Sarı Kız'ı hangi genç görse hemen ağzı dili bağlanır ona aşık olurmuş. Derhal araya aracılar konur; Aman düğün dernek edelim. Sarı kız'ı bana versinler-diye niyazlar yalvarmalar başlarmış. Ama Sarı Kız hiç kimseyle evlenmek istemiyor her isteyeni reddediyormuş. Kimseye de derdini anlatamaz
-Benim Hak'tan başka bir şeyle alışverişim yok diyemezmiş.
Gün günden herkesin sabrı tükenmeye canı sıkılmaya başlamış.Önce küçük dedikodular sonra büyük büyük iftiralar Edremit'e yayılmış. Sarı kız sustukça söylentiler büyümüş diken dikençatal çatal olmuş. Zavallı merak ediyor kendi kendine acaba şu insanoğlu kendi gibi olmayanlara karşı daha ne kadar zalim ne kadar anlayışsız olabilir diye soruyormuş.

Birgün mamleketin ileri gelenleri Sarı Kız'ın babasını yoldan çevirmişler:
-Ya namusunu temizle ya çek burdan git. Kızın kötü yoldadır biz böyle şey istemeyiz! diye dayatmışlar.
Zavallı adam dünya güzeli kızından bir fenalık görmemiş ama o da onu anlayamıyor! O dalıp dalıp gitmeler günlerce aç susuz dolaşmalar. Boynum kıldan ince deyip her şeye boyun vermeler... Ama iş evlenmeye geldi mi hayır diye dayatmalar... Bütün bunlar niçin? Sonra madem ki iş bu hale geldi!. Gerçekten bu lekeyi temizlemek gerek.
Ertesi gün adamcağız kümesten kazları çıkarmış Sarı Kız'ı yanına almış. Varmışlar Kazdağı'na... Kızına biraz kaz güdelim demiş ama niyeti bir punduna getirip yalnızca aşağı inmekmiş. Sarı Kız orada kaderiyle başbaşa kalacak. Kazdağı'nda bir gece geceleyip de sabaha sağ çıkan yok ki kızı çıksın. Orada ölür gider babası da âlemin dilinden kurtulur. Sarı Kız babasının niyetini yüreğinden okumuşmuş Ardından bakmış da
-Haydi güle güle var selametle. demiş kazlarını süre süre tepelere doğru yürümüş.

Babasının iki gözü iki çeşme sel sel ağlarmış. Kazdağı'nın ayazı yüzüne vurdukça "-Vay kızım Sarı kızım" diye dövünürmüş!...
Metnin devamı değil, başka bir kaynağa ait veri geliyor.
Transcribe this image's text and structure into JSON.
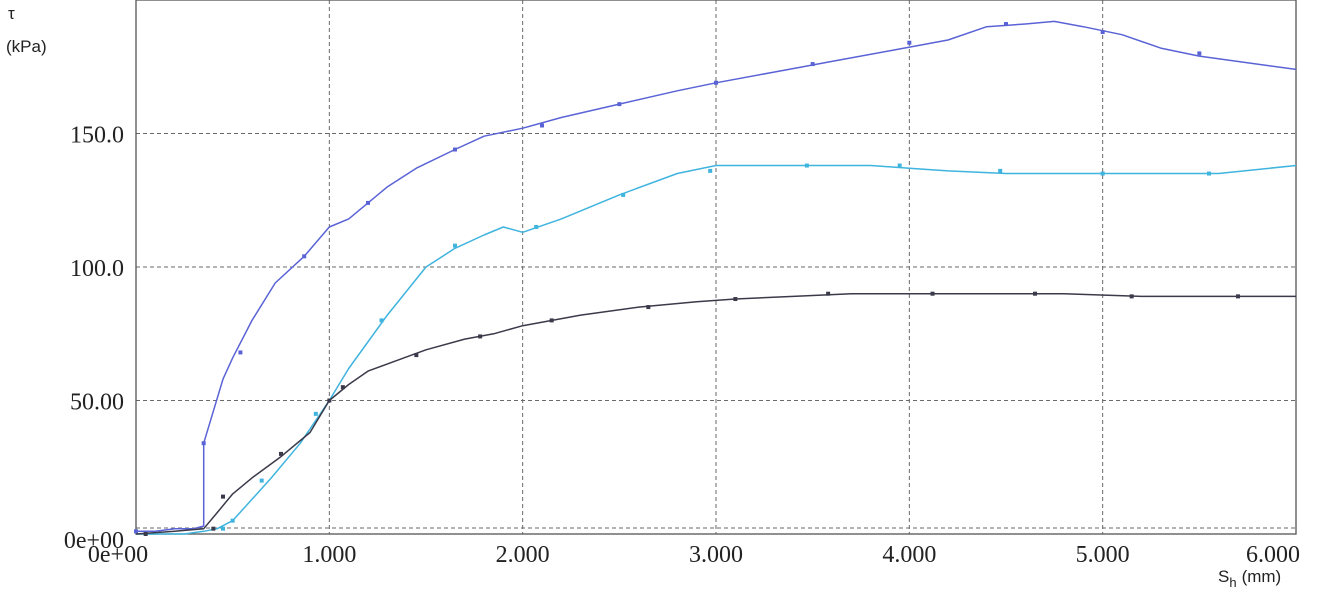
{
  "chart_data": {
    "type": "line",
    "title": "",
    "xlabel_main": "S",
    "xlabel_sub": "h",
    "xlabel_unit": "(mm)",
    "ylabel_symbol": "τ",
    "ylabel_unit": "(kPa)",
    "xlim": [
      0,
      6
    ],
    "ylim": [
      0,
      200
    ],
    "grid": true,
    "x_ticks": [
      {
        "value": 0,
        "label": "0e+00"
      },
      {
        "value": 1,
        "label": "1.000"
      },
      {
        "value": 2,
        "label": "2.000"
      },
      {
        "value": 3,
        "label": "3.000"
      },
      {
        "value": 4,
        "label": "4.000"
      },
      {
        "value": 5,
        "label": "5.000"
      },
      {
        "value": 6,
        "label": "6.000"
      }
    ],
    "y_ticks": [
      {
        "value": 0,
        "label": "0e+00"
      },
      {
        "value": 50,
        "label": "50.00"
      },
      {
        "value": 100,
        "label": "100.0"
      },
      {
        "value": 150,
        "label": "150.0"
      }
    ],
    "series": [
      {
        "color": "#5a63d6",
        "x": [
          0,
          0.1,
          0.2,
          0.3,
          0.35,
          0.35,
          0.45,
          0.5,
          0.6,
          0.72,
          0.87,
          1.0,
          1.1,
          1.2,
          1.3,
          1.45,
          1.65,
          1.8,
          2.0,
          2.2,
          2.5,
          2.8,
          3.0,
          3.3,
          3.6,
          3.9,
          4.2,
          4.4,
          4.6,
          4.75,
          4.9,
          5.1,
          5.3,
          5.5,
          5.8,
          6.0
        ],
        "y": [
          1,
          1,
          2,
          2,
          3,
          34,
          58,
          66,
          80,
          94,
          104,
          115,
          118,
          124,
          130,
          137,
          144,
          149,
          152,
          156,
          161,
          166,
          169,
          173,
          177,
          181,
          185,
          190,
          191,
          192,
          190,
          187,
          182,
          179,
          176,
          174
        ],
        "markers_x": [
          0,
          0.35,
          0.54,
          0.87,
          1.2,
          1.65,
          2.1,
          2.5,
          3.0,
          3.5,
          4.0,
          4.5,
          5.0,
          5.5
        ],
        "markers_y": [
          1,
          34,
          68,
          104,
          124,
          144,
          153,
          161,
          169,
          176,
          184,
          191,
          188,
          180
        ]
      },
      {
        "color": "#3fb4de",
        "x": [
          0,
          0.25,
          0.35,
          0.42,
          0.5,
          0.6,
          0.7,
          0.85,
          1.0,
          1.1,
          1.3,
          1.5,
          1.65,
          1.8,
          1.9,
          2.0,
          2.2,
          2.5,
          2.8,
          3.0,
          3.2,
          3.5,
          3.8,
          4.0,
          4.2,
          4.5,
          4.8,
          5.0,
          5.3,
          5.6,
          6.0
        ],
        "y": [
          0,
          0,
          1,
          2,
          5,
          13,
          21,
          34,
          50,
          62,
          82,
          100,
          107,
          112,
          115,
          113,
          118,
          127,
          135,
          138,
          138,
          138,
          138,
          137,
          136,
          135,
          135,
          135,
          135,
          135,
          138
        ],
        "markers_x": [
          0.45,
          0.5,
          0.65,
          0.93,
          1.27,
          1.65,
          2.07,
          2.52,
          2.97,
          3.47,
          3.95,
          4.47,
          5.0,
          5.55
        ],
        "markers_y": [
          2,
          5,
          20,
          45,
          80,
          108,
          115,
          127,
          136,
          138,
          138,
          136,
          135,
          135
        ]
      },
      {
        "color": "#3a3a4a",
        "x": [
          0,
          0.2,
          0.35,
          0.42,
          0.5,
          0.6,
          0.75,
          0.9,
          1.0,
          1.1,
          1.2,
          1.35,
          1.5,
          1.7,
          1.85,
          2.0,
          2.3,
          2.6,
          2.9,
          3.1,
          3.4,
          3.7,
          4.0,
          4.4,
          4.8,
          5.2,
          5.6,
          6.0
        ],
        "y": [
          0,
          1,
          2,
          8,
          15,
          21,
          29,
          38,
          50,
          56,
          61,
          65,
          69,
          73,
          75,
          78,
          82,
          85,
          87,
          88,
          89,
          90,
          90,
          90,
          90,
          89,
          89,
          89
        ],
        "markers_x": [
          0.05,
          0.4,
          0.45,
          0.75,
          1.0,
          1.07,
          1.45,
          1.78,
          2.15,
          2.65,
          3.1,
          3.58,
          4.12,
          4.65,
          5.15,
          5.7
        ],
        "markers_y": [
          0,
          2,
          14,
          30,
          50,
          55,
          67,
          74,
          80,
          85,
          88,
          90,
          90,
          90,
          89,
          89
        ]
      }
    ]
  }
}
Ne ki korktuğu gibi Sarı Kız ölmemiş. Onu bir zaman sonra oduncular Kazdağı ormanlarında dolaşırken görüvermişler. Vay demişler adam bizi aldatmış. Kızı öldürdüm dediydi!
Meseleyi haber alınca içi pişmanlık ateşiyle alev alev yanan Sarı Kız'ın babası sevinsin mi dövünsün mü? Yamçısını sırtına almış başlamış yokuşu tırmanmaya. Hey demişler kar var tip var delirdin mi?
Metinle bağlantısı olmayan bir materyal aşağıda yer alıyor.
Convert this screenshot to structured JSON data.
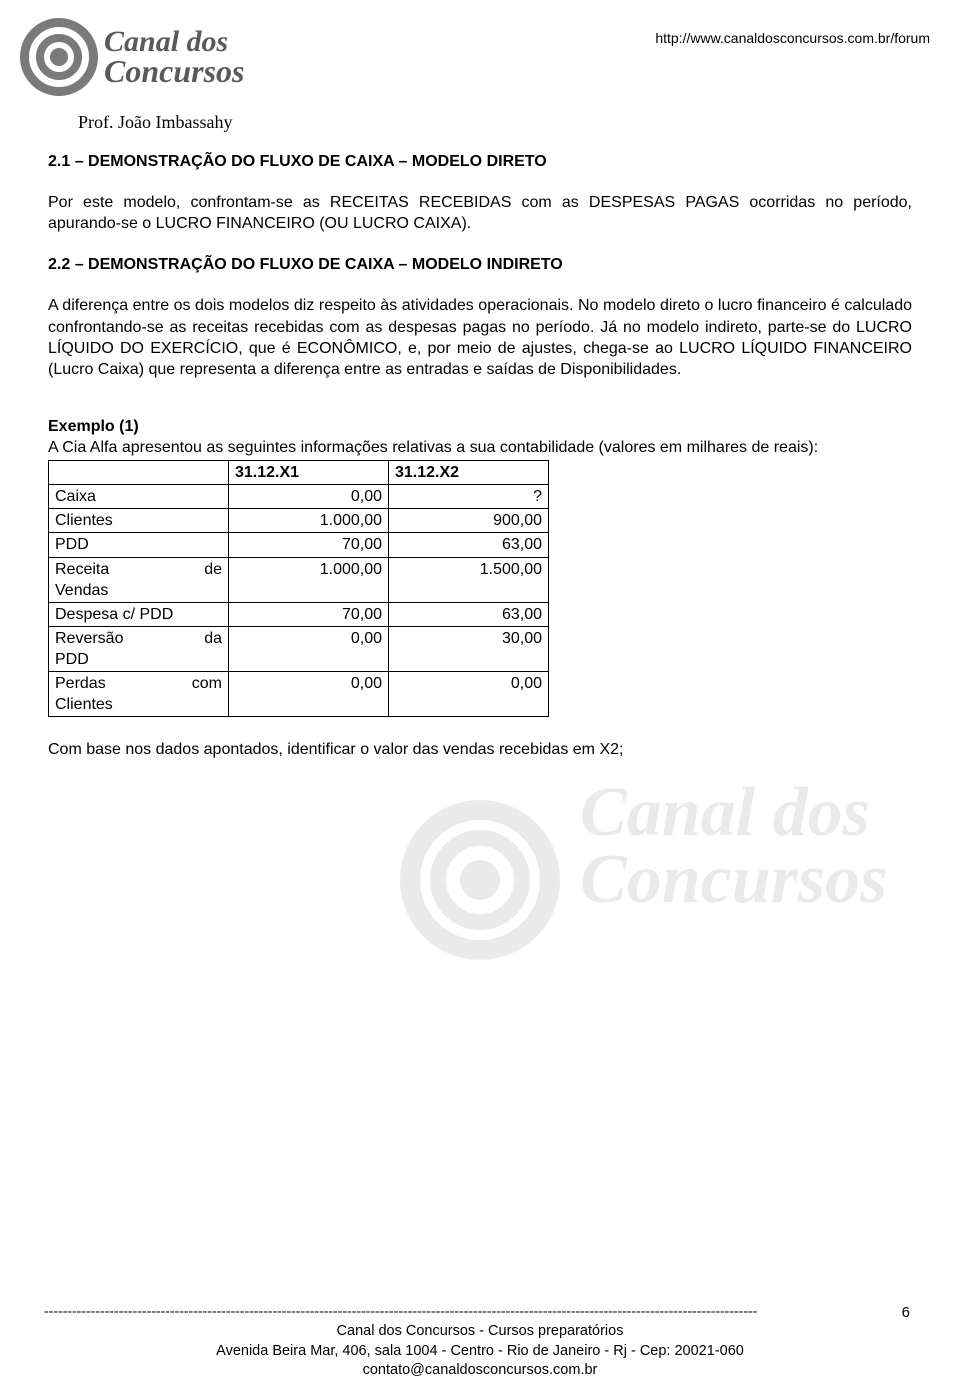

Artık bunları kim dinler? Bir solukta yolun yarısını gitmiş Ortalık göz gözü görmüyormuş. Derken önünde bir ışık belirmiş. O ışıkla beraber ne kar kalmış ne tipi. Hava ısınmış etrafı nefis kokular bürünmüş. Işık gitmiş adam gitmiş ta doruğa varmışlar Birden ışık şöyle bir titreyince ne görsün? Sarı Kız güle güle babasının boynuna sarılmaz mı? Ne sitem ne ağıt ne şikayet...
"-Gel babam sana çorba pişirdim sana döşek serdim". diye onu bir mağaraya sokmuş. Sabaha kadar söyleşip gülüşmüşler. Baba anlamış iyice anlamış:
"-Sarı Kız bu dünyanın adamı değil o ermişlerden bir ermiş!"
Sabah olunca bir namaz kılayım diye adam davranmış. Sarı Kız
"-Dur baba sen deniz suyuyla abdest alırsın" diye Kazdağı'ndan testisini uzatınca aşağıda testiye denizden suyu dolduruvermiş.
Ama babanın bütün yalvarıp yakarması boşuna gitmiş. Sarı Kız'ı bir daha aşağı inmeye razı edememiş. Sarı Kız
"-Benim masumiyetimi onlara sen haber ver. Hem ben Edremit'e beddua ettim. Bundan böyle kazları yağlı kızları sevdalı olacak. Kim bu sevdaya tutulursa mevlam kolaylık versin...

Edremitten kız seven yanacak ama ne yanacak!..."


EDREMİT Körfezine bakan Kaz dağının hörgücünde bir yatır vardır. Her yıl ağustos ortasından eylül'ün ortasına kadar katar katar kervanlar bu yatırın ziyaretçilerini Kazdağının tepesine ulaştırır. Çadırlar kurulur. Pazarlar sergiler açılır. Alışveriş eğlence cümbüş hep o günlere saklanır. Kazdağı sanki bir kol çengi olmuştur. hop oturur hop kalkar.

Kazdağında yatan evliya Sarı Kız diye anılır. Nereden gelmiştir kimin soyundan kimin kimin huyundan? Hakkında öyle çok şey söylenmez.Ancak oralarda kime sorsanız size sonbaharın parlak gecelerinde Kazdağının hörgücündeki yatırın üzerine nur indiğini bunu kendisinin de babasının da emmisinin halasının da gözleriyle gördüğünü yemin billah söyler.

Halbuki yemin etmesine gerek yok... Eski Yunan şair Homeros'tan beri buralardan geçen kaç yazıcı sarı Kız'ın üzerine geceleri nur indiğini yazmış.